Le juge opère d’abord un contrôle rigoureux des conditions de la résiliation, garantissant la sécurité juridique du bailleur. Il vérifie scrupuleusement la recevabilité de l’action en constatant que “l’assignation a été notifiée au représentant de l’État dans le département (…) au moins six semaines avant l’audience”. Le commandement de payer est jugé régulier en sa forme et valable car il “correspond par ailleurs bien à une dette justifiée”. Le juge exerce également son pouvoir d’office de vérification de la dette locative en retranchant les frais de poursuite “dont il n’est pas démontré qu’ils sont dus contractuellement”. Ce contrôle complet assure que la résiliation, sanction grave, intervient dans un cadre strictement légal. La dette incontestée justifie ensuite l’octroi d’une provision. Le juge rappelle que “le maintien dans les lieux postérieurement à la date d’expiration du bail constitue une faute civile ouvrant droit à réparation”. Il condamne ainsi le locataire au paiement d’une provision et d’une indemnité d’occupation future, préservant les intérêts patrimoniaux du bailleur pendant la période transitoire.

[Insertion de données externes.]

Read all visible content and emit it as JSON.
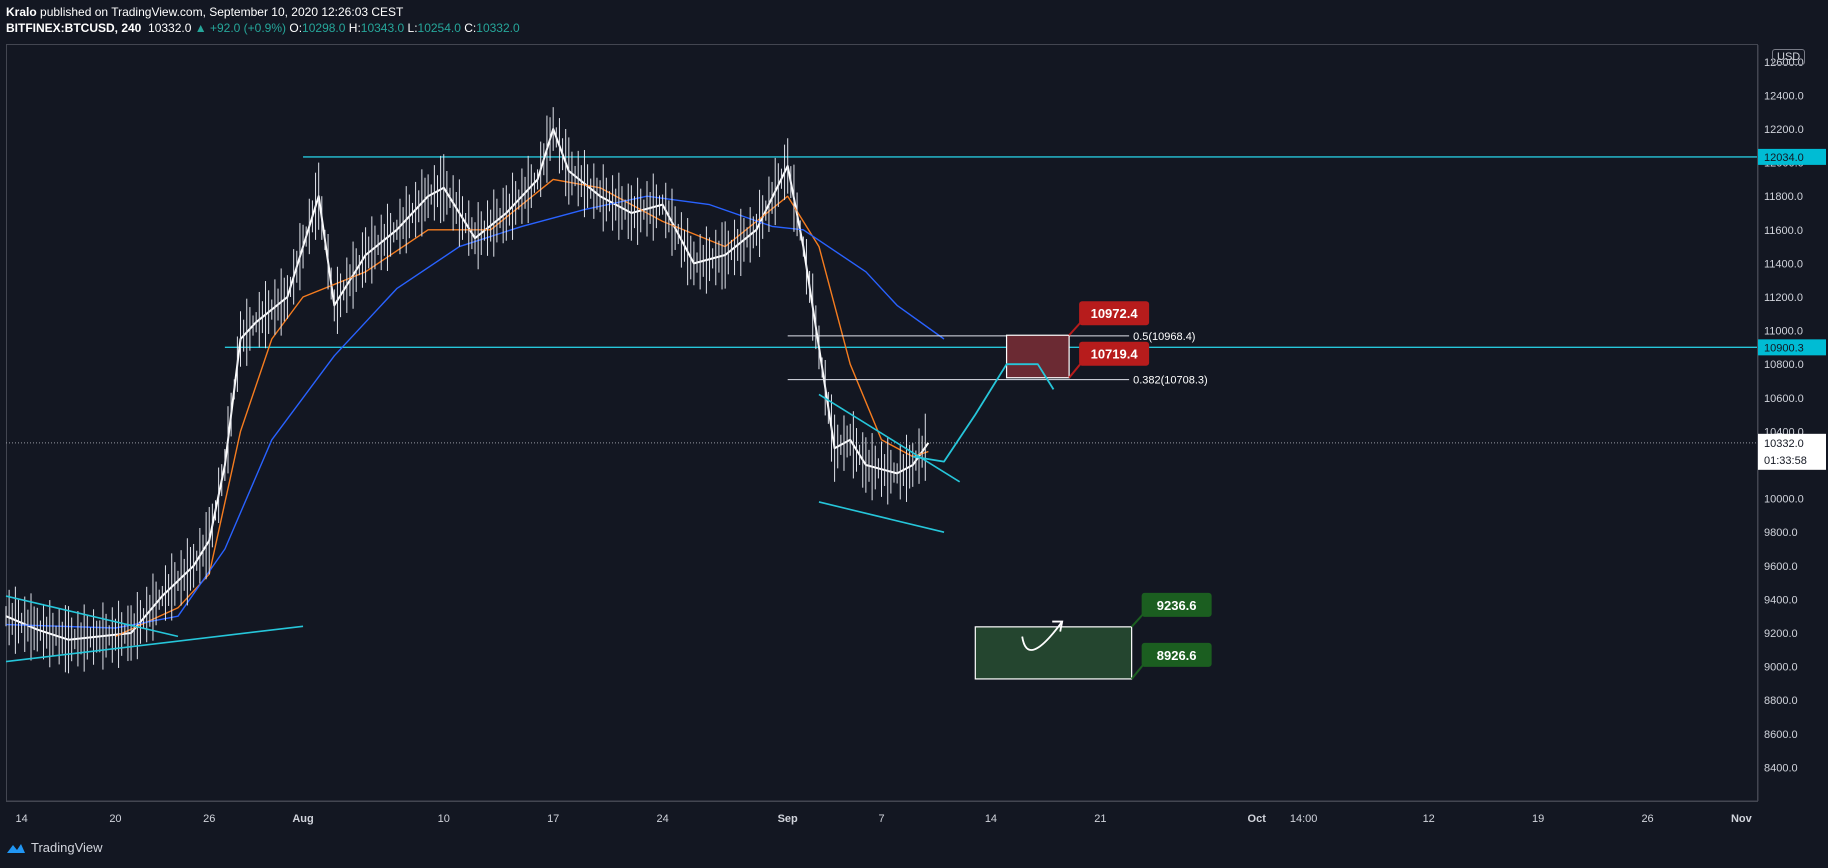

Le juge utilise ensuite les facultés offertes par la loi pour aménager les conséquences de la résiliation et préserver le logement. Il relève que les parties sont convenues à l’audience de l’octroi de délais et de la suspension. Appliquant l’article 24 de la loi de 1989, il conditionne cette mesure au fait que le locataire “ait repris le versement intégral du loyer courant avant la date de l’audience” et démontre être “en capacité de régler sa dette locative”. Le juge accorde ainsi un échéancier de trente-six mois, dérogeant au droit commun des délais de grâce. Cette suspension est toutefois réversible. La décision prévoit que “faute pour [le locataire] de respecter les modalités de paiement (…) le solde de l’arriéré (…) deviendra immédiatement exigible et la clause résolutoire reprendra son plein effet”. Ce mécanisme conditionnel assure l’effectivité de la sanction en cas de nouveau manquement. Il instaure une période probatoire pour le locataire, transformant la résiliation acquise en une simple menace.
Cette décision illustre la fonction pédagogique et préventive du référé en matière locative. Le juge dépasse la simple constatation d’un droit pour organiser un dispositif de sortie de crise. L’ordonnance combine une sanction juridiquement acquise avec une mesure de clémence conditionnelle. Elle rappelle que la résiliation pour impayés n’est pas une fin en soi mais un moyen de pression. La portée de cette solution est significative dans le contentieux des bailleurs sociaux. Elle encourage le recours au juge pour obtenir un plan de paiement exécutoire plutôt que pour une expulsion immédiate. Ce pragmatisme judiciaire peut contribuer à réduire les expulsions effectives tout en garantissant le recouvrement des créances. La décision s’inscrit dans une recherche d’équilibre entre la protection du patrimoine du bailleur et le droit au logement du locataire.